Al centro della polemica il rilancio di contenuti della propaganda russa. L’ex sindaca ha ribadito “perplessità sull’invio di armi in Ucraina”

Carlo Calenda annuncia che Azione chiederà le dimissioni di Virginia Raggi dalla presidenza della Commissione capitolina speciale Expo 2030.

«Raggi va sfiduciata e cacciata da quella commissione: noi chiederemo questo e serviranno i voti decisivi della maggioranza del Campidoglio – ha dichiarato Calenda in merito alla presunta condivisione di Raggi di contenuti della propaganda russa con altri esponenti pentastellati. – Tra la questione vaccini e ora quella della Russia, la verità è che il Movimento 5 Stelle a Roma, guidato dalla Raggi, va a mio avviso escluso da ogni posto di responsabilità. Quello che è successo è di una gravità inaudita. Ci impone una riflessione. Per questo noi chiederemo le dimissioni di Virginia Raggi dalla Commissione capitolina Expo».

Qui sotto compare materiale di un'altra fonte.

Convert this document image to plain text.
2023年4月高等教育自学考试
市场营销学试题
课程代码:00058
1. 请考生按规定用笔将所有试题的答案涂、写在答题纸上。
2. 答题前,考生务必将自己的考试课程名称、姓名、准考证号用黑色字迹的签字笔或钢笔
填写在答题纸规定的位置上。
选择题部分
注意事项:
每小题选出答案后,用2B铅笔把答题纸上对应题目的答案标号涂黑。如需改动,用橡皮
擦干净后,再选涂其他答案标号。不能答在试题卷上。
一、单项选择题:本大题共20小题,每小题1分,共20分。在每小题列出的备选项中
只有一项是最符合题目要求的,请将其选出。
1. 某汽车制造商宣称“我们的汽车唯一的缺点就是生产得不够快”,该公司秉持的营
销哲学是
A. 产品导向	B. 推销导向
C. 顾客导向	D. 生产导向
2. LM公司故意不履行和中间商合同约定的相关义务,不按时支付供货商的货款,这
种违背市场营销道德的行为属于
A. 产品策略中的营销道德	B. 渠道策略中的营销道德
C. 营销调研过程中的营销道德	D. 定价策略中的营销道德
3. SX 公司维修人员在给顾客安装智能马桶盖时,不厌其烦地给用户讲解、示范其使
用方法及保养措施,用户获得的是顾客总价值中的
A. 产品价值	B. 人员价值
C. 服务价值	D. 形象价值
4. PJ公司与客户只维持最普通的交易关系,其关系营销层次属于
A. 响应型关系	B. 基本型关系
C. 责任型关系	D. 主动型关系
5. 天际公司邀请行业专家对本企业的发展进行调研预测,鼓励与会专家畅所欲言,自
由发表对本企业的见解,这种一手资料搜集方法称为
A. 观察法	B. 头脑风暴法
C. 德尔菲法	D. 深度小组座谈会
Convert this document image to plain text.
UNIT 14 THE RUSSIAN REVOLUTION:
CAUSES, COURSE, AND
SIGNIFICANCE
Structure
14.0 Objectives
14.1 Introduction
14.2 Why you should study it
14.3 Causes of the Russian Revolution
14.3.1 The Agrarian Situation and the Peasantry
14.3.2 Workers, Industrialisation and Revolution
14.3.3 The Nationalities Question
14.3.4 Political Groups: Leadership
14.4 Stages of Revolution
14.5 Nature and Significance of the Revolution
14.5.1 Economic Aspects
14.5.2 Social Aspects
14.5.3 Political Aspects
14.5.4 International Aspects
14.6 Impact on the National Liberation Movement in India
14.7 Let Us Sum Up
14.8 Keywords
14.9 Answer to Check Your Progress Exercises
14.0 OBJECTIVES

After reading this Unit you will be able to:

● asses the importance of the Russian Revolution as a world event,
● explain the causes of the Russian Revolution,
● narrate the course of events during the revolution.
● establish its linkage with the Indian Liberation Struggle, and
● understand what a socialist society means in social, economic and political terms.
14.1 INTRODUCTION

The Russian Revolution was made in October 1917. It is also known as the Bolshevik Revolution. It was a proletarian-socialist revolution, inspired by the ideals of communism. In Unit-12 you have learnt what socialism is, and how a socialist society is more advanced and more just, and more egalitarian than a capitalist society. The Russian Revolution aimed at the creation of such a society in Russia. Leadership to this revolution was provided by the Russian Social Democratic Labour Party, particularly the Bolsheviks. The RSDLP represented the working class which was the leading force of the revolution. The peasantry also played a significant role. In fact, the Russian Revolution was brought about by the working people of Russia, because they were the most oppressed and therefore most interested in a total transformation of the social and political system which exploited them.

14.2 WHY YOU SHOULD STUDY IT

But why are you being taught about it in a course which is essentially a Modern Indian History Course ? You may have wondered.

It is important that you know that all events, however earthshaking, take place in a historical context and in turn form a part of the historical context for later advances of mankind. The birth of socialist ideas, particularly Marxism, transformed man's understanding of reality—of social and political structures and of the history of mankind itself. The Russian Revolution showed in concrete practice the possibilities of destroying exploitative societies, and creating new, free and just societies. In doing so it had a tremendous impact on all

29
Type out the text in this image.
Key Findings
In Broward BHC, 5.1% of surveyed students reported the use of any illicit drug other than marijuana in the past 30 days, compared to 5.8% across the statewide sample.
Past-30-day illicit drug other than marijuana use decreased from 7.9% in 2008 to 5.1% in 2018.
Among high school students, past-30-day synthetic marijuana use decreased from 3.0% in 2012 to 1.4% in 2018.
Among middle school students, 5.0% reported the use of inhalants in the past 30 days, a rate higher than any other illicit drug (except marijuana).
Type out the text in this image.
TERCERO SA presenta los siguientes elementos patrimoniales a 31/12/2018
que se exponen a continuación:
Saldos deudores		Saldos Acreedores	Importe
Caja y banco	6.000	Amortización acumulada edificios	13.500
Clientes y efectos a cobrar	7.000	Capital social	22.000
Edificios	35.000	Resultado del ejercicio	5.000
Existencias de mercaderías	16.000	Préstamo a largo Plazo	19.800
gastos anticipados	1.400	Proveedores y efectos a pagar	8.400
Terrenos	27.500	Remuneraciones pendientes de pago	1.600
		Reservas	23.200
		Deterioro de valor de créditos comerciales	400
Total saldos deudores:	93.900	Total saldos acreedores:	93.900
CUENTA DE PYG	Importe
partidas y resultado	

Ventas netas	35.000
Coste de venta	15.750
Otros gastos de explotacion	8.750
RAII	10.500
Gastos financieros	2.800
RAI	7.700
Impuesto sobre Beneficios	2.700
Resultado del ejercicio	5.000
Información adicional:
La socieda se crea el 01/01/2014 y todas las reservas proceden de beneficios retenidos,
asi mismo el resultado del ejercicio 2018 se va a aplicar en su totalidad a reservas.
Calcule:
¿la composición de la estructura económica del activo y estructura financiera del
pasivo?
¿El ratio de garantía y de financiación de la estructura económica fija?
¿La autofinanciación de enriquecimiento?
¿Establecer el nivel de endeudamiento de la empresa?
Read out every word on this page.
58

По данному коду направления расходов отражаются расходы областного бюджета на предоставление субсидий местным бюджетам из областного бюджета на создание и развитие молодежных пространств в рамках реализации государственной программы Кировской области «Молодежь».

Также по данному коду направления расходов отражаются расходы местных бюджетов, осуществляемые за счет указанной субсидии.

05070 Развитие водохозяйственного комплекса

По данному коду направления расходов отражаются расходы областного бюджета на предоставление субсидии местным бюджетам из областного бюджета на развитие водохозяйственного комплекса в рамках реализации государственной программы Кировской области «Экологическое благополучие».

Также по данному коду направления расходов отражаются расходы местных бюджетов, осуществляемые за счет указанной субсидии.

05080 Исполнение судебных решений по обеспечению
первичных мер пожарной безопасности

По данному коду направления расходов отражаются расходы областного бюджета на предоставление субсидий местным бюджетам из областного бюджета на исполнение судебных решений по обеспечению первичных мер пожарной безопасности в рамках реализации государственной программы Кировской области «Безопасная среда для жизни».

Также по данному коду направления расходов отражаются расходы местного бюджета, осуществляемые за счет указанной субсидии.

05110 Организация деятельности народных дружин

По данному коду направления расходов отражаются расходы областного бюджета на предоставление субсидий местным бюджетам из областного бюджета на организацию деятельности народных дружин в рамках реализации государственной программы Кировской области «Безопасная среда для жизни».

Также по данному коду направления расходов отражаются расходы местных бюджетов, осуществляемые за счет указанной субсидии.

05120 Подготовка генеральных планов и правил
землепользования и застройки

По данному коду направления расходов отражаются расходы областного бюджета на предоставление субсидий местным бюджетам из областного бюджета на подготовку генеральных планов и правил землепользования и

Il deputato di Italia Viva, Luciano Nobili, aumenta il carico e twitta: «la Raggi, peggior sindaco della storia, No Vax e filo Putin è la figura scelta dal Campidoglio per guidare la commissione sulla candidatura a Expo 2030. Con che faccia Roma presenterà la candidatura? Con questa? Come avete potuto reinsediarla dopo che i romani l’hanno cacciata?».

Non si fa attendere la risposta di Virginia Raggi che illustra la sua posizione con un post sui social: «non sono una filo-putiniana o filo-russa – chiarisce – è evidente che in Ucraina ci sia un aggressore, la Russia, come è pubblica la mia contrarietà alla guerra come soluzione dei conflitti».

«Ho detto pubblicamente che ho serie perplessità sull’invio di armi in Ucraina – ha quindi ribadito – così come ho detto che dobbiamo renderci liberi dal ricatto russo sulla fornitura del gas. Credo che vadano trovate delle soluzioni di mediazione tra le parti e che vadano comprese e approfondite le cause del conflitto».

«Ovviamente, le mie parole sono state distorte per creare una contrapposizione tutta politica tra “buoni” e “cattivi” all’interno della quale chi non si adegua è ovviamente un “cattivo”» conclude l’ex sindaca.